Mr Blunkett and many of us used the argument that Britain was the last country in Europe, the Commonwealth and all the states of the US not to think citizenship education essential. Now Scotland, glorying in a new Parliament, sticks out like a sore thumb. How long before the Parliament’s education committee realises that. And when it does, how can one have some pupils preparing for citizenship, and others not?

The Scottish Executive and the Scottish Consultative Council on the Curriculum are, I gather, making a pre-emptive strike by conducting a mapping in schools - “What are you doing for citizenship?” That won’t yield anything coherent like a curriculum, only (in some cases) pretty desperate attempts to show that in bits and pieces something is done already.

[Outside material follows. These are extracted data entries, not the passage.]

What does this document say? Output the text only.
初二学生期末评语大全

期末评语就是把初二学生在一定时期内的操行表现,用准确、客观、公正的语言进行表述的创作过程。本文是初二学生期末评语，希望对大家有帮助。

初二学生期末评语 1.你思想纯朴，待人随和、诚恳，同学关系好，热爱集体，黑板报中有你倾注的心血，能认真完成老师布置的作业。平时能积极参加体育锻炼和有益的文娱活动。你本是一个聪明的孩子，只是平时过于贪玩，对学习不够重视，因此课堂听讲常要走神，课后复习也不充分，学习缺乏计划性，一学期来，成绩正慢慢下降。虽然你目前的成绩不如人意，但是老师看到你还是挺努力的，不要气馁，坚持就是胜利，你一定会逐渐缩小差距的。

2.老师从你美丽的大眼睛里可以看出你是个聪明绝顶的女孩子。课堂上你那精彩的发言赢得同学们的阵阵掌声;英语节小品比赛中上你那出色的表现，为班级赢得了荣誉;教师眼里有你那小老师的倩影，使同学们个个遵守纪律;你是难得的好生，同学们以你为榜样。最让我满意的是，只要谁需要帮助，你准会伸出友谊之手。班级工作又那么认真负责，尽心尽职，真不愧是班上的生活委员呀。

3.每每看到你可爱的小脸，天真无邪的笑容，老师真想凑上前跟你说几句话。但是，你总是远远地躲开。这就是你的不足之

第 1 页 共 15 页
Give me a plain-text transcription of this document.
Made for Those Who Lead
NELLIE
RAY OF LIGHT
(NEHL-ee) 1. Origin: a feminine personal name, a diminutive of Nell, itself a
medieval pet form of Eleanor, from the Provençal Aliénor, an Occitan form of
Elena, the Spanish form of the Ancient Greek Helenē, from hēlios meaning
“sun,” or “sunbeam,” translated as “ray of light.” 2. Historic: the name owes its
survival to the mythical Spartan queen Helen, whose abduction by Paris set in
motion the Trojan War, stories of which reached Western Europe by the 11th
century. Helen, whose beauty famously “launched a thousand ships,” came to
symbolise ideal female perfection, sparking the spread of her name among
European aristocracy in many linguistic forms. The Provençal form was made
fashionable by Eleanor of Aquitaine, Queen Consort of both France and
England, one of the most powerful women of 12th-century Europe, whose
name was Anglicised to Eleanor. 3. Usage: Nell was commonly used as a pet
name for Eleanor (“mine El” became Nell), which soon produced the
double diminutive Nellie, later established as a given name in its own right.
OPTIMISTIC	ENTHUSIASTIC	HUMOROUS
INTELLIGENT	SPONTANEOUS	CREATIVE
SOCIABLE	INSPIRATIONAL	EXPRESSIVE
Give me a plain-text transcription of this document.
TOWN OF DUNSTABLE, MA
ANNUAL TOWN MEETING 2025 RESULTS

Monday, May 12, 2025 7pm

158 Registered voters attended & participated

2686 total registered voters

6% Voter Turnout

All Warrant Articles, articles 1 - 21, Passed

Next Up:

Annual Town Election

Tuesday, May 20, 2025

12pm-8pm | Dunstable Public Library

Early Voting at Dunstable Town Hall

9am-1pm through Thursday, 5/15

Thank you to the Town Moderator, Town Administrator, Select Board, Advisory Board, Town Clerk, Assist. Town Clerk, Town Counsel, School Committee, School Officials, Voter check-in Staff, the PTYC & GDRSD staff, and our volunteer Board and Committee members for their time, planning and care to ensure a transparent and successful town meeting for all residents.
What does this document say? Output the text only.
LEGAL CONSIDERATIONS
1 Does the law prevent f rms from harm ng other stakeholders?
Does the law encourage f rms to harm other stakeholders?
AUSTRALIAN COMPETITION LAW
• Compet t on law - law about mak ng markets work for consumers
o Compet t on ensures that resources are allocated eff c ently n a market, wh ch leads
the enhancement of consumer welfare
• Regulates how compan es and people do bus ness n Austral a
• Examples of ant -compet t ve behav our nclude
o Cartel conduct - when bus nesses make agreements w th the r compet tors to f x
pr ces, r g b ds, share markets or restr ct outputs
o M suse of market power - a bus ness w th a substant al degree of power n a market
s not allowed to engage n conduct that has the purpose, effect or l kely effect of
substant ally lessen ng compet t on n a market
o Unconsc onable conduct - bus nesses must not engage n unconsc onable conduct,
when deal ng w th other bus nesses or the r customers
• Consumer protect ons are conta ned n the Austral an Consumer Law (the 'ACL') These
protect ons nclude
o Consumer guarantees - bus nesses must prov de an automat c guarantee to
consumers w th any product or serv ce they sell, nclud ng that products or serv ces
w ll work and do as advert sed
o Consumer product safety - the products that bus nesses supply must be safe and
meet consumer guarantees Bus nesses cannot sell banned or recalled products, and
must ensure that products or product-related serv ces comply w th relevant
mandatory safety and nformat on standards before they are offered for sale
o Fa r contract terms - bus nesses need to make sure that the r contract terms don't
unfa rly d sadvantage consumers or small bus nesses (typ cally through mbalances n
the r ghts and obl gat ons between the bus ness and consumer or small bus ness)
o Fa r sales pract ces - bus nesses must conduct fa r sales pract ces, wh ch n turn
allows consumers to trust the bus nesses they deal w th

It is unlikely to have the complexity and coherence that bizarrely Mr Maitles finds lacking in the carefully planned and widely consulted upon English curriculum - a deliberately “light touch” (in Mr Blunkett’s words) in content to allow schools flexibility, but within a coherent framework of learning outcomes.

Perhaps Mr Maitles wants something as coherent as modern studies, but not compulsory. But if the take-up is as low as for modern studies (about a fifth of pupils), what price education for democracy? Modern studies has striven so hard to get university credence that it could easily, lose touch with the needs of “all our nation’s children”.

May I quote from the English report? “We aim at no less than a change in the political culture of this country, for people to think

of themselves as active citizens, willing, able and equipped to have an influence in public life and with the critical capacities to weigh evidence before speaking and acting; to build on and radically extend to young people the best in existing traditions of volunteering and public service, and to make them individually confident in finding new forms among themselves.” That strikes me as pretty universal.

Perhaps Scotland, with its richness in civic bodies, needs it less than England.

But not at all?

Professor Bernard Crick chaired the advisory committee which reported last year on Education for Citizenship and the Teaching of Democracy in Schools.